JayGatsby
JayGatsby

Reputation: 1621

finding ngrams with nltk in turkish text

I'm trying to find ngrams in a Turkish text which has unicode characters. Here is my code:

#!/usr/bin/env python
# -*- coding: utf-8 -*-
import nltk
from nltk import word_tokenize
from nltk.util import ngrams

def find_bigrams():
    t = "çağlar boyunca geldik çağlar aktı gitti. çağlar aktı"
    token = nltk.word_tokenize(t)
    bigrams = ngrams(token,2)
    for i in bigrams:
        print i

find_bigrams()

output:

UnicodeDecodeError: 'ascii' codec can't decode byte 0xc3 in position 7: ordinal not in range(128)

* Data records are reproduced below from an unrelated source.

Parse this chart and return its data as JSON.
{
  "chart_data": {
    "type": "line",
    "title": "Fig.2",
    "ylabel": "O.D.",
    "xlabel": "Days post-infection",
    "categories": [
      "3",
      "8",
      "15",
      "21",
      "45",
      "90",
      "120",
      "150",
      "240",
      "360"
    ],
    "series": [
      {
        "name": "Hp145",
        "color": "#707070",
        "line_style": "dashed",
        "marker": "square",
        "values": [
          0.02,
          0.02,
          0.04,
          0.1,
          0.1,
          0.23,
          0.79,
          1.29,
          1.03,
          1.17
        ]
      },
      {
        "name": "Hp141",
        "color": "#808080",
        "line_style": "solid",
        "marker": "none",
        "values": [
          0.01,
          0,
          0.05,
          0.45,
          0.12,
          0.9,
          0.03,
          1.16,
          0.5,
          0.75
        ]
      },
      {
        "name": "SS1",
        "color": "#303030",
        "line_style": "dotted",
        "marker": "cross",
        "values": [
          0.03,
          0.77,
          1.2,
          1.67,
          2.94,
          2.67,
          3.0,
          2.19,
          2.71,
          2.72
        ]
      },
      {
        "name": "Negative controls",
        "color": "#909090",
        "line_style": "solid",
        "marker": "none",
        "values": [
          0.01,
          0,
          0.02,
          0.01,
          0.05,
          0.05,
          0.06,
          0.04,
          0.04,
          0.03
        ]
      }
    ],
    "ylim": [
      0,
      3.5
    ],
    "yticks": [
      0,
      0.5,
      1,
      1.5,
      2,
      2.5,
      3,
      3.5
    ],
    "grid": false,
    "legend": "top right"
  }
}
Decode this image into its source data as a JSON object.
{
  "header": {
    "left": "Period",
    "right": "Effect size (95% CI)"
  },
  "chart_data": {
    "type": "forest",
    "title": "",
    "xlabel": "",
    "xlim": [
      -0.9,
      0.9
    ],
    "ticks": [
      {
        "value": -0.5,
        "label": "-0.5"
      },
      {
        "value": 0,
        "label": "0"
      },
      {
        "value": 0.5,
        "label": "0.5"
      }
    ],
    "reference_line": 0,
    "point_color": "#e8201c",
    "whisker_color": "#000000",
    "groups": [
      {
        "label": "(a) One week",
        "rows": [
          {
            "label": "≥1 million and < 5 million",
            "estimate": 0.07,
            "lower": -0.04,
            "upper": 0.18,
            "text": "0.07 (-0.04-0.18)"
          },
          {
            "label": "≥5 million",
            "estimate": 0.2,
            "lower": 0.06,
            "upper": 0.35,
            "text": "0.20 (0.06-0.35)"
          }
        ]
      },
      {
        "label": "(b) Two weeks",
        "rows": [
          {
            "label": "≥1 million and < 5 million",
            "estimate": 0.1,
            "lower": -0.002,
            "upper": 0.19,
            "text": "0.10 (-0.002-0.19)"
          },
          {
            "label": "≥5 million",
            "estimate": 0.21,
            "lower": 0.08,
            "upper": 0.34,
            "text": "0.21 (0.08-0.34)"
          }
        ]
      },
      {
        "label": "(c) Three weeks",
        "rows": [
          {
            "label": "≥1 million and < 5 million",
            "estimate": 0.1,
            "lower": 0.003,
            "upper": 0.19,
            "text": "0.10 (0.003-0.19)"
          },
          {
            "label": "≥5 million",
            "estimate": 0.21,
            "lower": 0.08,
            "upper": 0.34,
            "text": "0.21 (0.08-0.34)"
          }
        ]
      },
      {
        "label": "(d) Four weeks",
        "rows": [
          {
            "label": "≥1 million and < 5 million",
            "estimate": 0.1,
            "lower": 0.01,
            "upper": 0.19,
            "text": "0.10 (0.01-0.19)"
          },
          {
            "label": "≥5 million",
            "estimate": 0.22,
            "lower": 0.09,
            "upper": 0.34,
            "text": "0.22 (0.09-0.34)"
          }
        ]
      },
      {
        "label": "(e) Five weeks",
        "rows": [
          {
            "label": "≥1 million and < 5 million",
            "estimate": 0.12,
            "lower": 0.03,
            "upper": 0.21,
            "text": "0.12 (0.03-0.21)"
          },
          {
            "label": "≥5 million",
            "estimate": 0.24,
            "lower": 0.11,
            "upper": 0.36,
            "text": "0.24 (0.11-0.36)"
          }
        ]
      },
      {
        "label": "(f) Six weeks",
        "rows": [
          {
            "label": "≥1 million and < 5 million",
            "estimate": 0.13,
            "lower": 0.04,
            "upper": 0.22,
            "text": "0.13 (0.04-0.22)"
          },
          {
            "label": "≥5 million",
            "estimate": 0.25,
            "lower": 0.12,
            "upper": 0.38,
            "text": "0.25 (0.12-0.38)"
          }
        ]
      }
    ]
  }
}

When I change the text like this:

t = "çağlar boyunca geldik çağlar aktı gitti"

output also changes:

('\xc3\xa7a\xc4\x9flar', 'boyunca')
('boyunca', 'geldik')
('geldik', '\xc3\xa7a\xc4\x9flar')
('\xc3\xa7a\xc4\x9flar', 'akt\xc4\xb1')
('akt\xc4\xb1', 'gitti')

How can I solve this unicode problem? And the other question is how can I convert these tokens to string (without ') chars)

Upvotes: 1

Views: 2787

Answers (1)

erip
erip

Reputation: 16945

This isn't so much of a NLTK problem as a unicode problem.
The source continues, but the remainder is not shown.